It’s no surprise that the so-called Mississippi Baby was a hot topic at an international gathering of AIDS experts. Earlier this month, the world learned that the child, thought to have been cured of HIV after her July 2010 birth, had detectable levels of the virus in her blood.
Quick as a heartbeat, “cure” was downgraded to “remission.” For many, hope for battling the virus was downgraded, too.
But on Monday at the International AIDS Conference in Melbourne, Australia, discussion of the development was more hopeful than one might have expected. At a special press event, “Toward an HIV Cure,” a group of scientists insisted that the case of the baby—now a little girl—was less a setback than a way forward. Experts also pointed to several new studies that offered information that might lead to hope for a cure.
“There is plenty of data that are telling us that we can make progress,” said Françoise Barré-Sinoussi, a Nobel Prize-winning scientist and co-chair of AIDS 2014. “There is no reason not to be optimistic.”

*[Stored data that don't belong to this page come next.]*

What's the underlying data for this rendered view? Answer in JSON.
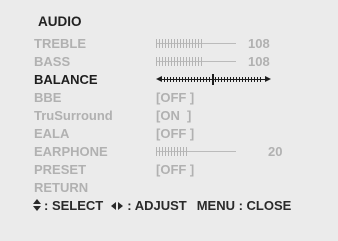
{
  "menu": {
    "title": "AUDIO",
    "items": [
      {
        "label": "TREBLE",
        "type": "slider",
        "value": "108",
        "level": 0.6
      },
      {
        "label": "BASS",
        "type": "slider",
        "value": "108",
        "level": 0.6
      },
      {
        "label": "BALANCE",
        "type": "balance",
        "active": true
      },
      {
        "label": "BBE",
        "type": "option",
        "value": "[OFF ]"
      },
      {
        "label": "TruSurround",
        "type": "option",
        "value": "[ON  ]"
      },
      {
        "label": "EALA",
        "type": "option",
        "value": "[OFF ]"
      },
      {
        "label": "EARPHONE",
        "type": "slider",
        "value": "20",
        "level": 0.4
      },
      {
        "label": "PRESET",
        "type": "option",
        "value": "[OFF ]"
      },
      {
        "label": "RETURN",
        "type": "none"
      }
    ]
  },
  "footer": {
    "select": ": SELECT",
    "adjust": ": ADJUST",
    "menu_close": "MENU : CLOSE"
  },
  "colors": {
    "background": "#ebebeb",
    "active": "#1e1e1e",
    "inactive": "#b1b1b1"
  },
  "icons": {
    "select": "up-down-arrows-icon",
    "adjust": "left-right-arrows-icon"
  }
}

The virologist involved with the treatment of the Mississippi Baby, Dr. Deborah Persaud, also an associate professor of pediatrics and infectious diseases at Johns Hopkins Children’s Center, called the case “a major step forward.” After all, she said, the length of time the baby’s virus stayed under control without treatment (27 months) set a medical record.

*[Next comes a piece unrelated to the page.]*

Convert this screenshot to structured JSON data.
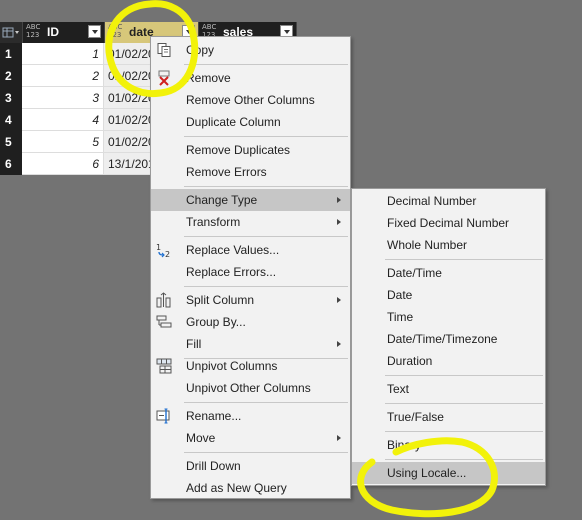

The baby was born prematurely to an HIV-positive mother who was unaware until delivery that she had contracted the virus and did not receive anti-HIV medication during pregnancy. Immediately after birth, the infant was treated aggressively and continued on medication until she was 18 months old, when doctors lost contact with mother and child. But when medical staff saw the child five months later, they could find no trace of HIV. She remained virtually free of the virus for more than two years.
But by the time the child turned 4, HIV was again detectable in her body, and the preschooler resumed treatment. Despite this apparent failure, HIV/AIDS researcher Dr. Steven Deeks sees the value in her case. “As a scientist, failures are often more important than successes,” the professor of medicine at the University of California, San Francisco, explained. “So I actually perceive the Mississippi baby scientifically as a great success.”
The three new studies outlined at the press event produced mixed results, but all of them, including the Mississippi case, point to a latent reservoir of HIV that makes the devious virus hard to combat.
One study, conducted on monkeys, indicated that HIV reservoirs form even before the virus can be detected in the blood. There, according to investigators at Beth Israel Deaconess Medical Center, HIV can lie dormant and avoid being killed off by anti-AIDS medication. The study was published on July 20 in the science journal Nature.
Another study examined the size of the reservoir using a novel measure. And a third explored the use of a drug to “kick” or “shock” the virus out of the reservoir, where it can hide. This study, released on Tuesday and conducted at Aarhus University Hospital in Denmark, excited the audience—though lead researcher Ole Schmeltz Søgaard called his work “a small step.”